Mistaken Payments Flashcards
What is a mistaken payment in banking law?
A mistaken payment occurs when funds are transferred in error due to technological issues, misinterpretation, or fraud.
What are the common causes of mistaken payments?
- Technological errors: Processing mistakes due to system malfunctions.
- Countermand errors: Payments made despite countermand instructions.
- Account errors: Transfers to the wrong account or recipient.
- Fraud: Involvement of a bank employee or third party.
What is the primary legal principle underlying the recovery of mistaken payments?
Restitutionary claims aim to restore the funds to the bank to prevent unjust enrichment of the recipient.
What does the case Barclays Bank Ltd v W.J. Simms, Sons & Cooke (Southern) Ltd [1980] establish?
- Mistaken payments made without a valid mandate can be recovered.
- The court reinforced that restitution applies under unjust enrichment principles.
What are the key distinctions between a mistake of fact and a mistake of law?
- Mistake of Fact: An error about a specific, identifiable fact directly affecting the payment.
- Mistake of Law: An incorrect interpretation of legal obligations leading to unnecessary payments.
Which case clarified the application of mistake of fact?
National Westminster Bank v Barclays Bank International & Anor [1975]: The mistake must relate to a specific fact, not general assumptions.
How has modern jurisprudence addressed mistakes of law in mistaken payments?
Recovery is allowed when a payment is made under an incorrect legal assumption, provided it avoids unjust enrichment (Barclays Bank Ltd v Simms (1980)).
What is the defence of change of position?
A recipient who has acted in good faith and relied on the mistaken payment, altering their position, may invoke this defence to prevent repayment.

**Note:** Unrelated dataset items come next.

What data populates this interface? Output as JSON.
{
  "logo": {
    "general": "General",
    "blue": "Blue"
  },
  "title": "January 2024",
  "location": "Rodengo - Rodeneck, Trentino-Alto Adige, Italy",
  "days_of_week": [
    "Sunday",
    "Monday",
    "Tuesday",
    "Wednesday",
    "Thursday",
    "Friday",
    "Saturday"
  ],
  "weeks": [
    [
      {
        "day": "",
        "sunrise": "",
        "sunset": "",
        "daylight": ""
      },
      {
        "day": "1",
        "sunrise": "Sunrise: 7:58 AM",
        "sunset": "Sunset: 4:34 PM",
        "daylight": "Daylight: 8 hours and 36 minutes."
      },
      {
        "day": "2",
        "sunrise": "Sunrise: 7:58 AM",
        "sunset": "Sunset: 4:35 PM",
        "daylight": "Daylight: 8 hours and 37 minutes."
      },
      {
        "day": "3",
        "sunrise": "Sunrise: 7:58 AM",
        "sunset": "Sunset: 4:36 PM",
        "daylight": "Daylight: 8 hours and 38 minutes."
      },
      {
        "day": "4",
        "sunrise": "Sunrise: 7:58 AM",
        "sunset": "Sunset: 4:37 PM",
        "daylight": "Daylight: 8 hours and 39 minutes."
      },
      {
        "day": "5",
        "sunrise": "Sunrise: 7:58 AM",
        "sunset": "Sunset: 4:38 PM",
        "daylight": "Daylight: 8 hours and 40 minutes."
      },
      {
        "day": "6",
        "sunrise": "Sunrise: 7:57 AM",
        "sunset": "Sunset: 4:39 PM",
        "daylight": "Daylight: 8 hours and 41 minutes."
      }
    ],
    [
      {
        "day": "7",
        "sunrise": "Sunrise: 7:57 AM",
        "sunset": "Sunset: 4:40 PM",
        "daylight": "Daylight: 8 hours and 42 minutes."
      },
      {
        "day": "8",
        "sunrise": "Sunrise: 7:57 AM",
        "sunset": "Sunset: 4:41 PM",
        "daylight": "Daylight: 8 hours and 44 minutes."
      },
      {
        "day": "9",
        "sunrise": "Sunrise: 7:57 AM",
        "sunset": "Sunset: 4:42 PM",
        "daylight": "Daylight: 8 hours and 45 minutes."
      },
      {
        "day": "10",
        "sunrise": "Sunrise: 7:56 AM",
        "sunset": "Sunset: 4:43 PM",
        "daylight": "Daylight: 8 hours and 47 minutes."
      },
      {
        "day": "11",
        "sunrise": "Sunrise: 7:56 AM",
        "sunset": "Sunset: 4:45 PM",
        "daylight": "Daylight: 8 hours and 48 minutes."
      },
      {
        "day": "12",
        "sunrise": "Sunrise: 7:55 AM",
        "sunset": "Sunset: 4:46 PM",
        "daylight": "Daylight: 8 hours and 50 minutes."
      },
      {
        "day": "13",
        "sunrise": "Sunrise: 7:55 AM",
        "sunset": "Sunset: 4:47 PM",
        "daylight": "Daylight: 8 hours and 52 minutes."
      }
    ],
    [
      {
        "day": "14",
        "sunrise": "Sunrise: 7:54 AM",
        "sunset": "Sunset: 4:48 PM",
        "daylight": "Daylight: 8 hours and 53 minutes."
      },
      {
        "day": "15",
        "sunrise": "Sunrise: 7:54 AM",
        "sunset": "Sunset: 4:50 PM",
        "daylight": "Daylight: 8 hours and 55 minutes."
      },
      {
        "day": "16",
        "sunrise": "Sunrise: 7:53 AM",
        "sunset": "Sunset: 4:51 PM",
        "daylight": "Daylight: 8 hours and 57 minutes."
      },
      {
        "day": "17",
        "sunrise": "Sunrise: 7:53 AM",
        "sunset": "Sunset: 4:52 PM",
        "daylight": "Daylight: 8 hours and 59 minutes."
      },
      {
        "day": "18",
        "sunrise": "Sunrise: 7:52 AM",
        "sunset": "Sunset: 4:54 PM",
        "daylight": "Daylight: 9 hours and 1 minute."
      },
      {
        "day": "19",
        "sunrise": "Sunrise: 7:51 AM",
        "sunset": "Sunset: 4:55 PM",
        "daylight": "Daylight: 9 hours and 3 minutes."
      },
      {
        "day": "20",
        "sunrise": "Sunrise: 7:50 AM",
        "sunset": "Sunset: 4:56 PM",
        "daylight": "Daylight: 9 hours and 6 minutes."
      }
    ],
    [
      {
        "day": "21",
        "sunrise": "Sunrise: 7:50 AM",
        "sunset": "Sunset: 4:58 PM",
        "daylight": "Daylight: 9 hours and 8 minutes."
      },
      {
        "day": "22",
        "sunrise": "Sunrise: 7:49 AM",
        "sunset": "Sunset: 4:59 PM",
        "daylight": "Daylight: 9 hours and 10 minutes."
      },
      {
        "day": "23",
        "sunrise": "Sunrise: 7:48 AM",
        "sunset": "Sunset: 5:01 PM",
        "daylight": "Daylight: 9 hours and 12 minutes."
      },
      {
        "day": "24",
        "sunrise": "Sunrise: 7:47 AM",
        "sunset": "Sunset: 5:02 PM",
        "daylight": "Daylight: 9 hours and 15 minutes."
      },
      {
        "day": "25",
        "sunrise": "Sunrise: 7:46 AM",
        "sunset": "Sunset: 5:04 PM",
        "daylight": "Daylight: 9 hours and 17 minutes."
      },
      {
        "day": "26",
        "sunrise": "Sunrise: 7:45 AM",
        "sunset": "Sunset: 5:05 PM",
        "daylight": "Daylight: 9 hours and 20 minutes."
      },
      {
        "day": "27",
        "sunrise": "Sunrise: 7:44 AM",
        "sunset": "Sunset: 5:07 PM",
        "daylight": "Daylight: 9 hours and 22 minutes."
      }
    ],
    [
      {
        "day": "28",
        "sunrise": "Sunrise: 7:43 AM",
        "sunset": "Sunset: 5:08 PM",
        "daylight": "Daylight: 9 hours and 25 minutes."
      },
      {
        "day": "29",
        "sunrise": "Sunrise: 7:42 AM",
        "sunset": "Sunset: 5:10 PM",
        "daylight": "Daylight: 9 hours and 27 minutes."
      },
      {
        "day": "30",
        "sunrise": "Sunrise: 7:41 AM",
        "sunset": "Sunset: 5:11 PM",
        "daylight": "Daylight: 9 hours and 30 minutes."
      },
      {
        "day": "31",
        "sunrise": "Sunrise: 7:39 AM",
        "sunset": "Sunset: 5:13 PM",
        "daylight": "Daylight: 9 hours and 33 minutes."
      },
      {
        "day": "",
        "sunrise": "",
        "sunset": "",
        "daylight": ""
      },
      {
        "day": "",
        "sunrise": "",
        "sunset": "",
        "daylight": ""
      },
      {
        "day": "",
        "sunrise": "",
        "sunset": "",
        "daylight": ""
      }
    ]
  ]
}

What are the requirements for the change of position defence?
- Good faith: The recipient must have acted honestly, without knowing of the error.
- No wrongdoing: The recipient must not have engaged in fraud or contributed to the mistake.
Which case established the change of position defence?
Barclays Bank Ltd v W.J. Simms, Sons & Cooke (Southern) Ltd [1980].
What is the principle of good consideration in the context of mistaken payments?
Payments that discharge a legitimate debt are considered good consideration, preventing recovery by the bank.
What is the Liggett Doctrine?
If a mistaken payment discharges a customer’s debt, it is deemed equitable to treat the payment as valid, even if made in error.
Which case introduced the Liggett Doctrine?
B Liggett (Liverpool) Ltd v Barclays Bank Ltd [1928].
What did Lloyds Bank plc v Independent Insurance Company Ltd [2000] establish?
- Mistaken payments that satisfy a customer’s debt are non-recoverable.
- The Court of Appeal upheld the principle of good consideration.
How does the Liggett Doctrine apply in practical scenarios?
If a mistaken payment satisfies an outstanding invoice, the recipient can argue the debt has been extinguished, preventing recovery.
What is the significance of Crantrave Trust Ltd. Re (2000)?
The court ruled that payments lacking proper customer authority cannot be deemed valid, even if they discharge a debt.
What are the main limitations of recovering mistaken payments?
- Recovery may be barred by defences like change of position or good consideration.
- Payments made without explicit or implied customer authorisation complicate recovery.
What practical measures can banks take to prevent mistaken payments?
- Implement stringent controls to minimise errors.
- Regularly audit transactions for compliance.
- Provide thorough training to staff to prevent human errors.
What are some critical readings for further understanding mistaken payments?
- Ellinger, Chapter 12 on restitution.
- Anu Arora, Banking Law, Chapter 27.
- Ruth Pedley, Journal of International Banking Law (2001).
Summarise the principles of recovery and defences in mistaken payments.
- Recovery: Based on unjust enrichment; applies to mistakes of fact and law.
- Defences: Change of position and good consideration (Liggett Doctrine).
- Key Cases: Barclays Bank v Simms (1980), Lloyds Bank v Independent Insurance (2000).
What is the primary justification for recovering mistaken payments?
Preventing unjust enrichment ensures that recipients do not retain funds they are not entitled to.
What is the role of restitution in mistaken payments?
Restitution aims to restore the financial position of the payer by reclaiming funds transferred in error.
Can a recipient always rely on the change of position defence?
No, the defence is not available if the recipient acted dishonestly, contributed to the mistake, or did not materially change their position.
What distinguishes Barclays Bank v Simms [1980] from earlier cases?
It clearly articulated the principles of unjust enrichment and validated the change of position defence.